Sécurité : le mot est sur toutes les lèvres dans ce Sénégal qui, jusqu’à présent, n’a pas dû subir d’attaques djihadistes, grâce, dit-on, à l’islam confrérique (soufi) qui permet de déjouer les complicités internes. Début octobre, deux Algériens étaient toutefois arrêtés à la frontière avec la Mauritanie. D’après le quotidien Walf, 45 individus, appréhendés entre 2013 et 2017, sont derrière les barreaux, accusés d’être en lien avec des organisations terroristes. En mars 2016, l’OIF lançait un mouvement de mobilisation citoyenne sur le thème du vivre-ensemble à travers une plateforme d’expression numérique (libresensemble.com) avec, pour support, une vidéo où des artistes des quatre coins de la francophonie célèbrent la fraternité et la solidarité sur un air de rap. Dans les écoles, des fiches pédagogiques ont été diffusées, mettant en lumière les droits humains pour tous, quel que soit son origine ou sa religion, et l’empathie envers les groupes défavorisés.

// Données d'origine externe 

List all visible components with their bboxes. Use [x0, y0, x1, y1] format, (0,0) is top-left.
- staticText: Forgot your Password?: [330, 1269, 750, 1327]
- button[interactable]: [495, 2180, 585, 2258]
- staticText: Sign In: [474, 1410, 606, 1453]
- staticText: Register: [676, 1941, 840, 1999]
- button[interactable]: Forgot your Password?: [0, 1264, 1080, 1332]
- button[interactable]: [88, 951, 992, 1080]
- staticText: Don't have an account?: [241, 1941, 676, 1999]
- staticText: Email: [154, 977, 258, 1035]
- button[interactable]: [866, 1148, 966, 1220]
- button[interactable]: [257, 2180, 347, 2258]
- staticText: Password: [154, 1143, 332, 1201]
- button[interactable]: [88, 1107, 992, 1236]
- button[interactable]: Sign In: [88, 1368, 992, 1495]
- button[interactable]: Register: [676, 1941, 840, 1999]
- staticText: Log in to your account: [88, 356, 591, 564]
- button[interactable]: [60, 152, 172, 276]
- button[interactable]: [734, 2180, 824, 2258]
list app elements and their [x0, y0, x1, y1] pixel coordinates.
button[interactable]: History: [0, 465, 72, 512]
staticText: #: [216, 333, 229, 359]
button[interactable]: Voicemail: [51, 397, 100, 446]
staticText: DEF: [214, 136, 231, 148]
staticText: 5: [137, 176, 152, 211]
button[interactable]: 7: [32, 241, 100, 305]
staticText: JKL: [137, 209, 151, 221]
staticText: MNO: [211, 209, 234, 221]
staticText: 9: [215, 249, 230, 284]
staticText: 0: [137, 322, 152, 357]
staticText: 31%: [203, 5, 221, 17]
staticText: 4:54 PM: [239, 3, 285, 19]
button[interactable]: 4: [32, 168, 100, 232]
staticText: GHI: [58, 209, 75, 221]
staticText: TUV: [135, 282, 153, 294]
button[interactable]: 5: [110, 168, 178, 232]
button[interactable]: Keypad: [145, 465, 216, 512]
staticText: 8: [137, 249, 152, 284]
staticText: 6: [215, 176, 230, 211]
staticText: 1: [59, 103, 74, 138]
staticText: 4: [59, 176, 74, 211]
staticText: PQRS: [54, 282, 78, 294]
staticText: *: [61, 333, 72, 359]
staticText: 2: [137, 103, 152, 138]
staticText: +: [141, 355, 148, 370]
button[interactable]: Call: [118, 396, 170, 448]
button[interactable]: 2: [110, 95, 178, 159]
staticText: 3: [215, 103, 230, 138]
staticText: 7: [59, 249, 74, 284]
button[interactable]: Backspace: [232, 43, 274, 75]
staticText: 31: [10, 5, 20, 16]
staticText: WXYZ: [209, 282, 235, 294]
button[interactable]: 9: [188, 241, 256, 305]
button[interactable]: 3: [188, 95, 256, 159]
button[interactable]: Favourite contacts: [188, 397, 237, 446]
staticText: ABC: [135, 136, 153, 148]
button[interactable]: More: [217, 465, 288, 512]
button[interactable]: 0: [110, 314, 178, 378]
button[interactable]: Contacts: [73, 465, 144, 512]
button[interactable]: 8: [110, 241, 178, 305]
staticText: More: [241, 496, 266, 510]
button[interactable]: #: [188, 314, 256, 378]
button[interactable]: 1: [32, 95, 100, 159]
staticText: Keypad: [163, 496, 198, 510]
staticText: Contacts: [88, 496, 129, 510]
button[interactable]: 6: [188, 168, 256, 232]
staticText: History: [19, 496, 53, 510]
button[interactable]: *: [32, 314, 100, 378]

Piquant : la secrétaire générale de l’OIF, Michaëlle Jean, avait pris ses quartiers au King Fahd Palace de Dakar, offert en son temps par le roi d’Arabie saoudite, pays considéré comme un vecteur de l’islamisme radical que l’OIF entend précisément déjouer. Les autorités sénégalaises ne semblent pas avoir les épaules assez larges pour oser questionner les bailleurs de fonds du Golfe qui financent des mosquées à tous les coins de rue, mais aussi de gros travaux d’infrastructure. Pas question non plus de contredire la Turquie, qui investit massivement dans la construction du tout nouvel aéroport de Dakar. Ankara a ainsi réussi à avoir la peau des écoles privées Yavuz Selim, liées à l’imam Fethullah Gülen, ennemi juré du président turc Erdogan qui l’accuse d’être l’instigateur du coup d’Etat raté de 2016. Résultat : à la rentrée, 3 000 élèves du réseau et plus de 500 employés se sont retrouvés à la rue. L’école,  » priorité des priorités « , doit parfois s’incliner face à la realpolitik et à ses gros sous.